Digging the weekend-long screenings on network TV of Peter Jackson’s masterpiece Lord of the Rings. Tonight is my favorite, The Two Towers (also my favorite of the three books). Jackson et al actually manage to pull a coherent story out of Tolkien’s impossibly cumbersome construction, and to convey—although there was a little bit too much Wagnerian pseudo-Norse mumbo-jumbo in Tolkien’s transplantation of Viking culture from the fjords of Scandinavia to the plains of the American West—the comparative reality and exhausted-beyond-death description of what combat actually feels like, reaching back to his own experience on the Western Front.

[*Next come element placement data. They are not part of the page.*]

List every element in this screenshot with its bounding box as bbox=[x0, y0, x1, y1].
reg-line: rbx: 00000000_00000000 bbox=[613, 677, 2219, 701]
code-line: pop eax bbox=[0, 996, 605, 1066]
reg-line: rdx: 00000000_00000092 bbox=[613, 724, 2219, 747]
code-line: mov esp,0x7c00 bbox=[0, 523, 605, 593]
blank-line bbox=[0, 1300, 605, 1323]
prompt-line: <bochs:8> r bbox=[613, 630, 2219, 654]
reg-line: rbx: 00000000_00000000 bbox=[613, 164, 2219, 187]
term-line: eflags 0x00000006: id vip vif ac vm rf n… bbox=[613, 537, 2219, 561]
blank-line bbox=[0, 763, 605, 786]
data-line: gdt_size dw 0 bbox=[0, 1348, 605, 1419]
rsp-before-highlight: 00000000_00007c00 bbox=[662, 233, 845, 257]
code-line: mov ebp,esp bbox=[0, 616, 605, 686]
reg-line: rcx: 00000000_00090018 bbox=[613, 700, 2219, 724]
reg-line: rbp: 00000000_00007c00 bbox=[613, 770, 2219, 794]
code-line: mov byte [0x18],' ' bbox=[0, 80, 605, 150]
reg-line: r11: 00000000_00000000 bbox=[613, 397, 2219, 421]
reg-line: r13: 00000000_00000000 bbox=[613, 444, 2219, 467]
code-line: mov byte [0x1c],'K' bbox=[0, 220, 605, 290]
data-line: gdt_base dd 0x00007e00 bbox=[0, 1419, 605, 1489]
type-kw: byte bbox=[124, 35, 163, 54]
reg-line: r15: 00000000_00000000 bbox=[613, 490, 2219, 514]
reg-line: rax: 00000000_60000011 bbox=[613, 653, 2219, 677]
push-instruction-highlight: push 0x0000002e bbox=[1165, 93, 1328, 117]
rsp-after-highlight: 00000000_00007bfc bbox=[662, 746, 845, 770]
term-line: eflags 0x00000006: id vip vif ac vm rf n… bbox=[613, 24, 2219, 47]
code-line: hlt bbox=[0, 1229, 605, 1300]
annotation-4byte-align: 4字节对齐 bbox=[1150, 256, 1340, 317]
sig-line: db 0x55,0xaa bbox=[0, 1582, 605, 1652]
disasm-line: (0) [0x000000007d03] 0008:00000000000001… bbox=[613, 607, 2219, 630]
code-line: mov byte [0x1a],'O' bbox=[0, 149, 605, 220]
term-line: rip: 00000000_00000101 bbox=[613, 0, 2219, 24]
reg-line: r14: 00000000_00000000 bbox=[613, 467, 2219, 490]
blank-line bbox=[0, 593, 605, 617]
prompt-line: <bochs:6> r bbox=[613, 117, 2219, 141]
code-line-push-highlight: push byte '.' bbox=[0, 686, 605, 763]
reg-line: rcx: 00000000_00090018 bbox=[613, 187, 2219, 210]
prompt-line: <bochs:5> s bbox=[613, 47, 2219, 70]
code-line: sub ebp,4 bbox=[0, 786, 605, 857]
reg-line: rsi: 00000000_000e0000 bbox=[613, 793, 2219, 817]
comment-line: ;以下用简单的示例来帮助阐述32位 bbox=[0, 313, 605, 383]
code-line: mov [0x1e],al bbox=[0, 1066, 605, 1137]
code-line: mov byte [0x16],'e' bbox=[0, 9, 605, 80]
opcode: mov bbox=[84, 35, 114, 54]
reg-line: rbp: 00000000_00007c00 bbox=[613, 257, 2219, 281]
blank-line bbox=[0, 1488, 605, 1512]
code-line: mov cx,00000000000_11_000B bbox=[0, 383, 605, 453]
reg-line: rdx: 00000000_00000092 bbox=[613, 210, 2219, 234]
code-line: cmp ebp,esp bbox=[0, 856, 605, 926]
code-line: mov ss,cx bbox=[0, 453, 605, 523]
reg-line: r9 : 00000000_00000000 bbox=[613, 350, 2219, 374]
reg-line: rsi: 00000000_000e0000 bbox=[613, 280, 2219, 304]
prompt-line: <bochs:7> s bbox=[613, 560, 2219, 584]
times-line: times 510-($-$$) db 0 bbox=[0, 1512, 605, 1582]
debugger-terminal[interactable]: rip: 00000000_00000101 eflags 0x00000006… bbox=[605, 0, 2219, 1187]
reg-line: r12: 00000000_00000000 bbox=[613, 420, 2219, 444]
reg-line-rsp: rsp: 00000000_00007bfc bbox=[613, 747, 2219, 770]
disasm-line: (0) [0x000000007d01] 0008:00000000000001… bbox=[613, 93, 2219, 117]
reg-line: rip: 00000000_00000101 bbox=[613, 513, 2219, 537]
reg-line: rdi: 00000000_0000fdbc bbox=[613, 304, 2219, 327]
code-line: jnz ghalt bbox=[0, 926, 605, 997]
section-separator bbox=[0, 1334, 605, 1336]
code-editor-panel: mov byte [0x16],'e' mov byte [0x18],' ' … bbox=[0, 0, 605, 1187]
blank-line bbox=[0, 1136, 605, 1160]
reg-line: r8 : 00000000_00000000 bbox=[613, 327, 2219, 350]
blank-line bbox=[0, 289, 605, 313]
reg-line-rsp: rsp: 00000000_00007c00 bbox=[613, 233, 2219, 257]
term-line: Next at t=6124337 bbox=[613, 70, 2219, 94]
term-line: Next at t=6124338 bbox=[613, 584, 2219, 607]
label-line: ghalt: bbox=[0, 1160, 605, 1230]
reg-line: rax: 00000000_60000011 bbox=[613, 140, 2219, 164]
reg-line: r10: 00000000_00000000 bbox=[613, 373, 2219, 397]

And it has the magnificent, transcendent, archetypal poetry of the mythic bond between horses and riders (see, in the extra to DVD, the absolutely fearless Rebecca Howell begin to cry as she recounts Viggo Mortensen buying her the horse she had ridden, and fallen in love with, as Liv Tyler’s stand-in) and of the stunning, mind-altering beauty of the New Zealand locations. And the balls-to-the-wall, bruised-and-battered commitment of the actors (Mortensen, Bloom, and the superhuman Kiwi and Ozzie stunt-men) who lived Helm’s Deep for three months of frozen, rain-lashed night shoots.
And it has the magnificent, sweet ferocity, the full-bodied and holding-nothing-back portrayal by Mirando Otto of Eowyn, the alternative/almost love-interest of Mortensen’s Aragorn. Even in the book, Eowyn was six times the woman that the “elf-princess” Arwen was—and in the film, Liv Tyler simply cannot hold a candle to Otto’s intensity, physicality, and charisma. Partly it’s simply that Eowyn is a far-better-written character (in book and film), partly it’s the guts Otto showed in training for the character (fantastic sequence in the DVD extras of her training for the combat portrayed in Return of the King) but it’s also that Otto completely loses herself in the character. There’s no “oh yes, that’s Liv Tyler playing the elf-princess Arwen” in Otto’s portrayal—there’s only the intensity and heartbreak of Eowyn herself. It’s a remarkably unselfish and powerful characterization. So that when her uncle is released from a spell, he says to Eowyn “I know your face”—and says it again, in the foreshadowed next film, at the moment of his transcendence and death—and it’s the most powerful moment in the movie.
Real men—in fiction, in myth, and in reality—celebrate, and recognize, strong women.